O melhor de toda essa história é que me vi obrigado a por uma ordem nos meus livros. A partir disso, a trabalheira se transformou em prazer. Ter nas mãos cada um desses velhos e novos companheiros de viagem me leva a reviver os momentos em que cada um deles entrou na minha vida. Comecei hoje, e não sei quando vou terminar. Pois isso não é trabalho que se faça de enfiada, com o piloto automático ligado. É coisa a ser feita com cuidado, pegando cada livro com carinho, abrindo alguns deles numa página marcada com um pedaço de papel e ficar lendo algum trecho sublinhado, tentando adivinhar o que se estava pensando ou escrevendo quando se fez o tal destaque.

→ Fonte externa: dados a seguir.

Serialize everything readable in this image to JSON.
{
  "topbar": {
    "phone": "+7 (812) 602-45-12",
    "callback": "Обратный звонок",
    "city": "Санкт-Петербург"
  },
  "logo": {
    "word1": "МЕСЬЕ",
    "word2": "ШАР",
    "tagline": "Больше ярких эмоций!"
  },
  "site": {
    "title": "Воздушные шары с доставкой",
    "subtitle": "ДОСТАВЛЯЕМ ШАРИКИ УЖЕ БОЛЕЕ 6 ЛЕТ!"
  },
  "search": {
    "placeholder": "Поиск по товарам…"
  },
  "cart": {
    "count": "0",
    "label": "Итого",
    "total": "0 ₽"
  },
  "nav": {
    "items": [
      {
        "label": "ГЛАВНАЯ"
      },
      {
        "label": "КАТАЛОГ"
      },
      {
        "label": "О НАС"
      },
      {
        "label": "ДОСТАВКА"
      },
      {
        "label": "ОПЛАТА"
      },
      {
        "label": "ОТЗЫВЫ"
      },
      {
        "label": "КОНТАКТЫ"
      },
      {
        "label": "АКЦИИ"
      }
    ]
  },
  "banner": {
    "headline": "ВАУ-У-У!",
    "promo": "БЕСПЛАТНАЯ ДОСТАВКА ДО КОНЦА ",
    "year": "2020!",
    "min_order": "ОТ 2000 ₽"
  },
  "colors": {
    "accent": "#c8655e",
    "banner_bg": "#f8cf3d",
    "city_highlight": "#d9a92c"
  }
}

Depois, procura-se as melhores companhias para cada volume. Coisa difícil, pois alguns são inclassificáveis, sugerindo dois ou mais lugares nas estantes. Outros, de tão importantes em nossa vida, merecem um pedestal ou uma prateleira inteira para cada um deles. E tem o proletariado dos livros didáticos, além dos exilados para as prateleiras superiores pelo simples pecado de não fazer parte dos nossos interesses atuais. Mas cada um com o seu quinhão de história para lembrar.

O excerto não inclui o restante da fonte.